New Brunswick’s Agnew family is a Special Olympics family.
“I’ve had every one of my children, their spouses and all seven grandchildren involved in the Moncton area,” said 74-year-old Glen Agnew, volunteer regional coordinator for Special Olympics Moncton Southeast.
Glen, alongside his late wife Rita, were among the province’s first-ever volunteer coaches.
According to Glen, Rita’s boss at Moncton Community Residences Inc. – a group that provides housing for people with intellectual disabilities –asked them to help get Special Olympics New Brunswick off the ground in 1979.
He was told he’d only need to coach one hour per week for a year.
“And that was 40 years ago,” Glen said with a laugh.
He stuck around because “Special Olympics is such an easy group to coach,” he said.
“It doesn’t matter how bad a game they had, or how good a game – they are just so appreciative of what the coaches do for them.”
The local athletes quickly became an intrinsic part of the Agnew family, many of them referring to Glenn and Rita as ‘mom and dad.’
They brought their own children – Jason, Carrie and Brian – along to practices and games as well.
“We didn’t have a babysitter, so they naturally had to come to the gym with us, so they just took it in,” said Glen.
They all, inevitably, became volunteers.
“I pretty much was born into it,” said Jason, now 45-years-old with three children of his own. “I remember being at dad’s knee as a kid, watching while he was coaching floor hockey.”
“What’s really neat, is three of those floor hockey athletes … I am actually coaching now.”
Jason, a local high school teacher, has recruited his wife, kids Jacob, Emma and Eyan, as well as a number of his students to volunteer.
“It’s a pretty easy sell,” he said. “Once we get them in, they’re hooked and it’s just part of your life, it’s part of who you are and what you do.”
Glen and Jason have also coached at Special Olympics World Games, Glen at the 2007 Games in Shanghai, Jason at the 2015 Games in Los Angeles and soon to be the Special Olympics World Games Abu Dhabi 2019, where he’ll serve as an associate athletics coach March 14 to 21.

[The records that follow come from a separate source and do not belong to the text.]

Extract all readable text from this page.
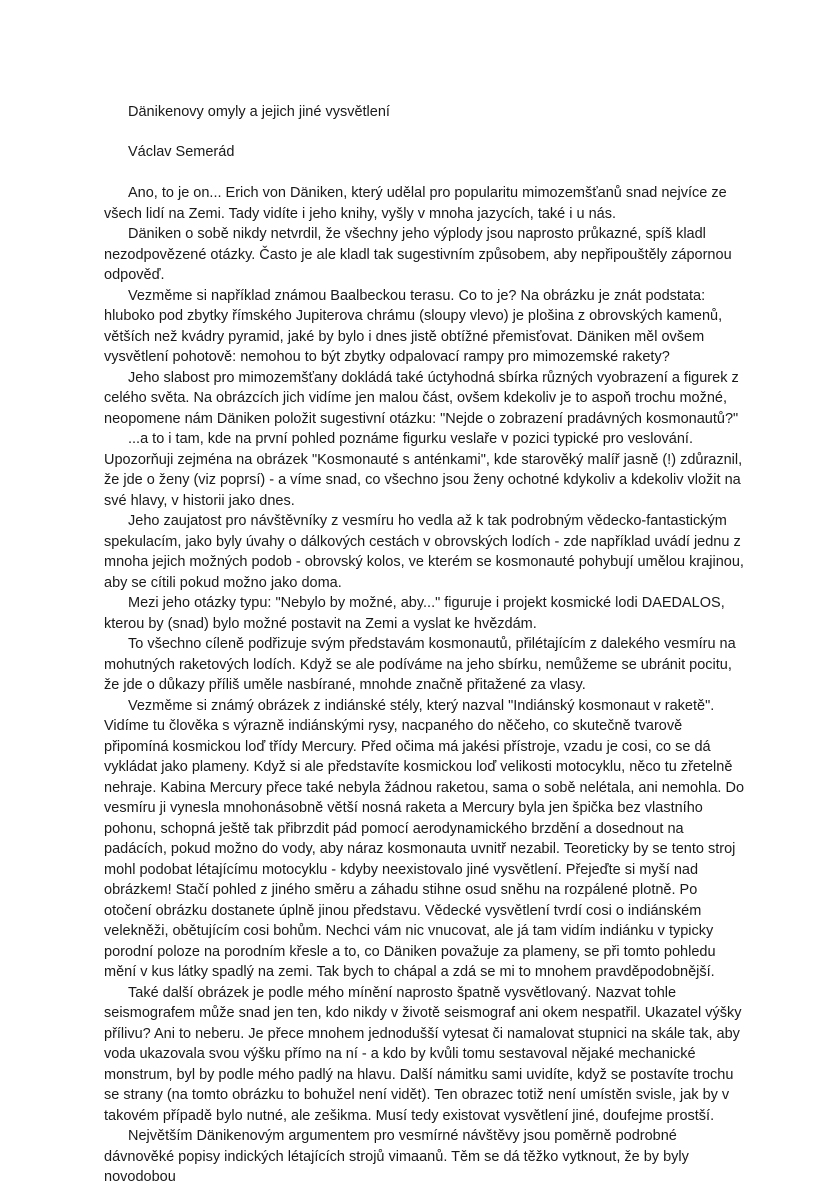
Dänikenovy omyly a jejich jiné vysvětlení

Václav Semerád

Ano, to je on... Erich von Däniken, který udělal pro popularitu mimozemšťanů snad nejvíce ze všech lidí na Zemi. Tady vidíte i jeho knihy, vyšly v mnoha jazycích, také i u nás.

Däniken o sobě nikdy netvrdil, že všechny jeho výplody jsou naprosto průkazné, spíš kladl nezodpovězené otázky. Často je ale kladl tak sugestivním způsobem, aby nepřipouštěly zápornou odpověď.

Vezměme si například známou Baalbeckou terasu. Co to je? Na obrázku je znát podstata: hluboko pod zbytky římského Jupiterova chrámu (sloupy vlevo) je plošina z obrovských kamenů, větších než kvádry pyramid, jaké by bylo i dnes jistě obtížné přemisťovat. Däniken měl ovšem vysvětlení pohotově: nemohou to být zbytky odpalovací rampy pro mimozemské rakety?

Jeho slabost pro mimozemšťany dokládá také úctyhodná sbírka různých vyobrazení a figurek z celého světa. Na obrázcích jich vidíme jen malou část, ovšem kdekoliv je to aspoň trochu možné, neopomene nám Däniken položit sugestivní otázku: "Nejde o zobrazení pradávných kosmonautů?"

...a to i tam, kde na první pohled poznáme figurku veslaře v pozici typické pro veslování. Upozorňuji zejména na obrázek "Kosmonauté s anténkami", kde starověký malíř jasně (!) zdůraznil, že jde o ženy (viz poprsí) - a víme snad, co všechno jsou ženy ochotné kdykoliv a kdekoliv vložit na své hlavy, v historii jako dnes.

Jeho zaujatost pro návštěvníky z vesmíru ho vedla až k tak podrobným vědecko-fantastickým spekulacím, jako byly úvahy o dálkových cestách v obrovských lodích - zde například uvádí jednu z mnoha jejich možných podob - obrovský kolos, ve kterém se kosmonauté pohybují umělou krajinou, aby se cítili pokud možno jako doma.

Mezi jeho otázky typu: "Nebylo by možné, aby..." figuruje i projekt kosmické lodi DAEDALOS, kterou by (snad) bylo možné postavit na Zemi a vyslat ke hvězdám.

To všechno cíleně podřizuje svým představám kosmonautů, přilétajícím z dalekého vesmíru na mohutných raketových lodích. Když se ale podíváme na jeho sbírku, nemůžeme se ubránit pocitu, že jde o důkazy příliš uměle nasbírané, mnohde značně přitažené za vlasy.

Vezměme si známý obrázek z indiánské stély, který nazval "Indiánský kosmonaut v raketě". Vidíme tu člověka s výrazně indiánskými rysy, nacpaného do něčeho, co skutečně tvarově připomíná kosmickou loď třídy Mercury. Před očima má jakési přístroje, vzadu je cosi, co se dá vykládat jako plameny. Když si ale představíte kosmickou loď velikosti motocyklu, něco tu zřetelně nehraje. Kabina Mercury přece také nebyla žádnou raketou, sama o sobě nelétala, ani nemohla. Do vesmíru ji vynesla mnohonásobně větší nosná raketa a Mercury byla jen špička bez vlastního pohonu, schopná ještě tak přibrzdit pád pomocí aerodynamického brzdění a dosednout na padácích, pokud možno do vody, aby náraz kosmonauta uvnitř nezabil. Teoreticky by se tento stroj mohl podobat létajícímu motocyklu - kdyby neexistovalo jiné vysvětlení. Přejeďte si myší nad obrázkem! Stačí pohled z jiného směru a záhadu stihne osud sněhu na rozpálené plotně. Po otočení obrázku dostanete úplně jinou představu. Vědecké vysvětlení tvrdí cosi o indiánském velekněži, obětujícím cosi bohům. Nechci vám nic vnucovat, ale já tam vidím indiánku v typicky porodní poloze na porodním křesle a to, co Däniken považuje za plameny, se při tomto pohledu mění v kus látky spadlý na zemi. Tak bych to chápal a zdá se mi to mnohem pravděpodobnější.

Také další obrázek je podle mého mínění naprosto špatně vysvětlovaný. Nazvat tohle seismografem může snad jen ten, kdo nikdy v životě seismograf ani okem nespatřil. Ukazatel výšky přílivu? Ani to neberu. Je přece mnohem jednodušší vytesat či namalovat stupnici na skále tak, aby voda ukazovala svou výšku přímo na ní - a kdo by kvůli tomu sestavoval nějaké mechanické monstrum, byl by podle mého padlý na hlavu. Další námitku sami uvidíte, když se postavíte trochu se strany (na tomto obrázku to bohužel není vidět). Ten obrazec totiž není umístěn svisle, jak by v takovém případě bylo nutné, ale zešikma. Musí tedy existovat vysvětlení jiné, doufejme prostší.

Největším Dänikenovým argumentem pro vesmírné návštěvy jsou poměrně podrobné dávnověké popisy indických létajících strojů vimaanů. Těm se dá těžko vytknout, že by byly novodobou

They’ve also travelled to Toronto for the Special Olympics Canada National Awards – more than once. In 2006, Rita received the Jim Thompson Award – given to volunteers who exemplify the spirit, philosophy and goals of the movement. In 2010, Glen also received the Jim Thompson Award and Jason was named Male Coach of the Year.
Sadly, Rita passed away in 2007 after a six-year battle with brain tumours. She volunteered throughout numerous surgeries and treatments and continued right up until two months before her death.
Special Olympics New Brunswick created a Spirit Award in her honour, and the rest of the Agnew family carries on her legacy as devoted volunteers.
In fact, Jason’s favourite moment from a lifetime of volunteering is the Special Olympics Canada Summer Games in Vancouver 2014. Glen was New Brunswick’s Team Manager, Jason was Head Coach for athletics and his son Jacob served as mission staff.
“We had three generations who were actually coaching at the same time,” Jason said proudly.